EM Capitulation Was A Foreseeable Investor Error

Last spring we wrote a lot about the history of Emerging Market (EM) overperformance. That historically it tends to overperform developed markets; that it does not always overperform; the conditions under which it does overperform.
First, the tendency towards overperformance:

This chart shows periods when being a Developed Market (DM) positively correlated with performance in green. The red represents times when development status (i.e. being DM as opposed to EM) negatively correlated with performance. In short, the times the bar is green is when DM tended to do better than EM, and the times the bar is red is when DM tended to do worse than EM. There's more red than green, meaning most of the time, EM tended to do better.
But EM does not reliably overperform -- note that in the final four periods above, the correlation between being DM and performance was positive. This was a poor environment for EM in general.
Are there certain conditions which tend to precede or accompany EM overperformance? Yes, there are, and we discussed them in the briefing last year.
One important precondition is that EM tends to bounce back better after a global crash.
The top line bar chart shows overall performance of an equal weighted portfolio of national stock markets. It's a broad measure of global stock performance spread equally around the world. The bottom line bar chart shows EM overperformance compared to DM. Green bars are times when EM did better, and red when it did worse. You can see that EM was significantly more likely to outperform DM in periods after a global bear market. Note this visually by looking at the diagonal arrows.
We saw large global market sell-offs early in 2020 which implies that, if the historic pattern held, overperformance of EM was likely to follow. We will see below that EM did in fact overperform in coming out of this global crash.

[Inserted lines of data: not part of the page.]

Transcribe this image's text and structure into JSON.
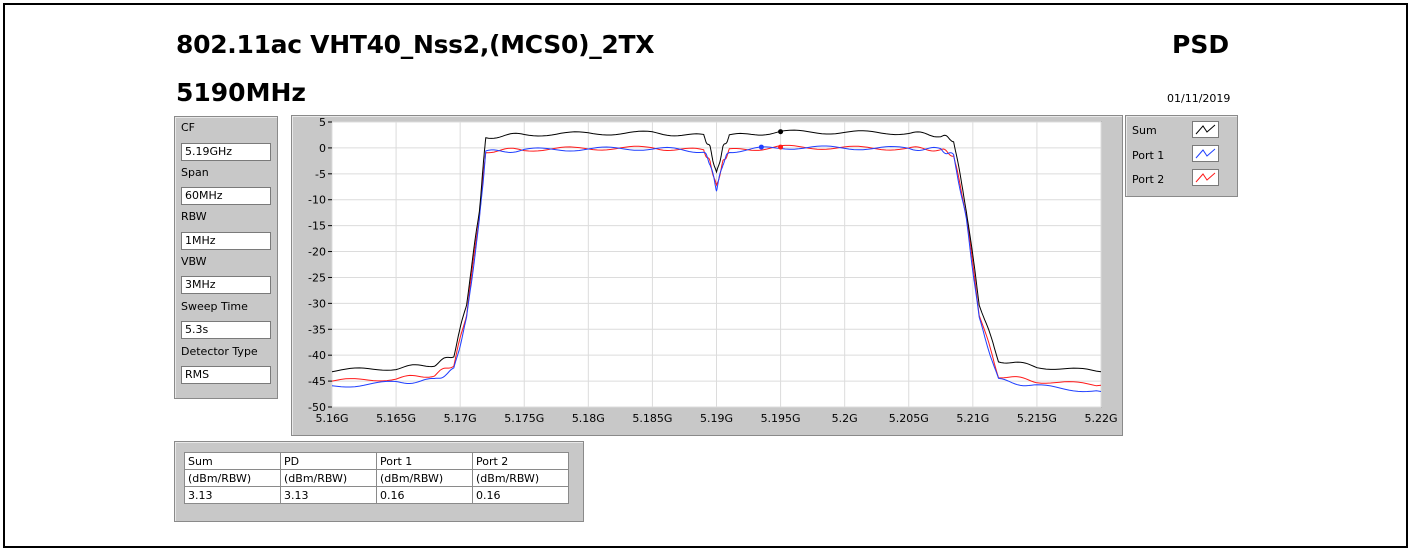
{
  "header": {
    "title": "802.11ac VHT40_Nss2,(MCS0)_2TX",
    "subtitle": "5190MHz",
    "kind": "PSD",
    "date": "01/11/2019"
  },
  "settings": [
    {
      "label": "CF",
      "value": "5.19GHz"
    },
    {
      "label": "Span",
      "value": "60MHz"
    },
    {
      "label": "RBW",
      "value": "1MHz"
    },
    {
      "label": "VBW",
      "value": "3MHz"
    },
    {
      "label": "Sweep Time",
      "value": "5.3s"
    },
    {
      "label": "Detector Type",
      "value": "RMS"
    }
  ],
  "legend": [
    {
      "name": "Sum",
      "color": "#000000"
    },
    {
      "name": "Port 1",
      "color": "#1f3fff"
    },
    {
      "name": "Port 2",
      "color": "#ff1a1a"
    }
  ],
  "results_table": {
    "headers": [
      "Sum",
      "PD",
      "Port 1",
      "Port 2"
    ],
    "units": [
      "(dBm/RBW)",
      "(dBm/RBW)",
      "(dBm/RBW)",
      "(dBm/RBW)"
    ],
    "values": [
      "3.13",
      "3.13",
      "0.16",
      "0.16"
    ]
  },
  "chart_data": {
    "type": "line",
    "xlim": [
      5.16,
      5.22
    ],
    "ylim": [
      -50,
      5
    ],
    "grid": true,
    "x_ticks": [
      "5.16G",
      "5.165G",
      "5.17G",
      "5.175G",
      "5.18G",
      "5.185G",
      "5.19G",
      "5.195G",
      "5.2G",
      "5.205G",
      "5.21G",
      "5.215G",
      "5.22G"
    ],
    "y_ticks": [
      "5",
      "0",
      "-5",
      "-10",
      "-15",
      "-20",
      "-25",
      "-30",
      "-35",
      "-40",
      "-45",
      "-50"
    ],
    "y_tick_values": [
      5,
      0,
      -5,
      -10,
      -15,
      -20,
      -25,
      -30,
      -35,
      -40,
      -45,
      -50
    ],
    "x_tick_values": [
      5.16,
      5.165,
      5.17,
      5.175,
      5.18,
      5.185,
      5.19,
      5.195,
      5.2,
      5.205,
      5.21,
      5.215,
      5.22
    ],
    "series": [
      {
        "name": "Sum",
        "color": "#000000",
        "x": [
          5.16,
          5.165,
          5.168,
          5.1695,
          5.1705,
          5.1715,
          5.172,
          5.175,
          5.18,
          5.185,
          5.189,
          5.1895,
          5.19,
          5.1905,
          5.191,
          5.195,
          5.2,
          5.205,
          5.2075,
          5.2085,
          5.2095,
          5.2105,
          5.212,
          5.215,
          5.22
        ],
        "y": [
          -43,
          -42.5,
          -41.8,
          -40,
          -30,
          -12,
          2.1,
          2.6,
          2.8,
          2.9,
          2.3,
          0,
          -5,
          0,
          2.3,
          3.1,
          3.0,
          2.9,
          2.4,
          1.5,
          -12,
          -30,
          -41,
          -42.2,
          -43.2
        ]
      },
      {
        "name": "Port 1",
        "color": "#1f3fff",
        "x": [
          5.16,
          5.165,
          5.168,
          5.1695,
          5.1705,
          5.1715,
          5.172,
          5.175,
          5.18,
          5.185,
          5.189,
          5.1895,
          5.19,
          5.1905,
          5.191,
          5.195,
          5.2,
          5.205,
          5.2075,
          5.2085,
          5.2095,
          5.2105,
          5.212,
          5.215,
          5.22
        ],
        "y": [
          -46,
          -45.3,
          -44.8,
          -42.8,
          -33,
          -14,
          -0.8,
          -0.4,
          -0.2,
          -0.1,
          -0.6,
          -3,
          -8,
          -3,
          -0.6,
          0.1,
          0,
          -0.1,
          -0.3,
          -1.5,
          -14,
          -33,
          -44.8,
          -46,
          -47
        ]
      },
      {
        "name": "Port 2",
        "color": "#ff1a1a",
        "x": [
          5.16,
          5.165,
          5.168,
          5.1695,
          5.1705,
          5.1715,
          5.172,
          5.175,
          5.18,
          5.185,
          5.189,
          5.1895,
          5.19,
          5.1905,
          5.191,
          5.195,
          5.2,
          5.205,
          5.2075,
          5.2085,
          5.2095,
          5.2105,
          5.212,
          5.215,
          5.22
        ],
        "y": [
          -45,
          -44.5,
          -43.8,
          -41.8,
          -32,
          -13,
          -0.6,
          -0.3,
          -0.1,
          0,
          -0.5,
          -2.8,
          -7.5,
          -2.8,
          -0.5,
          0.16,
          0,
          -0.1,
          -0.3,
          -1.4,
          -13,
          -32,
          -44,
          -45,
          -45.8
        ]
      }
    ],
    "markers": [
      {
        "series": "Sum",
        "x": 5.195,
        "y": 3.13
      },
      {
        "series": "Port 1",
        "x": 5.1935,
        "y": 0.16
      },
      {
        "series": "Port 2",
        "x": 5.195,
        "y": 0.16
      }
    ]
  }
}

The other conditions that we looked at in regards to conditions favoring EM are U.S. central bank interest rate policy.
The data showed clearly that there was a very noticeable pattern which favored EM when the U.S. was not engaging in substantial rate hikes. Since rates were unlikely to be hiked as per very clear declarations from Fed Chairman Jerome Powell...

... then likely the interest rate outlook also favored EM.
What this suggested was a second factor favoring a recovery that favored Emerging Markets. Here's what happened in the last quarter:

Clearly, this data sets shows overperformance of EM compared to DM. Latin America particularly performed well.
Portfolios that capitulated on EM and shifted to DM early in 2020 faced significant headwinds when it comes to performance issues.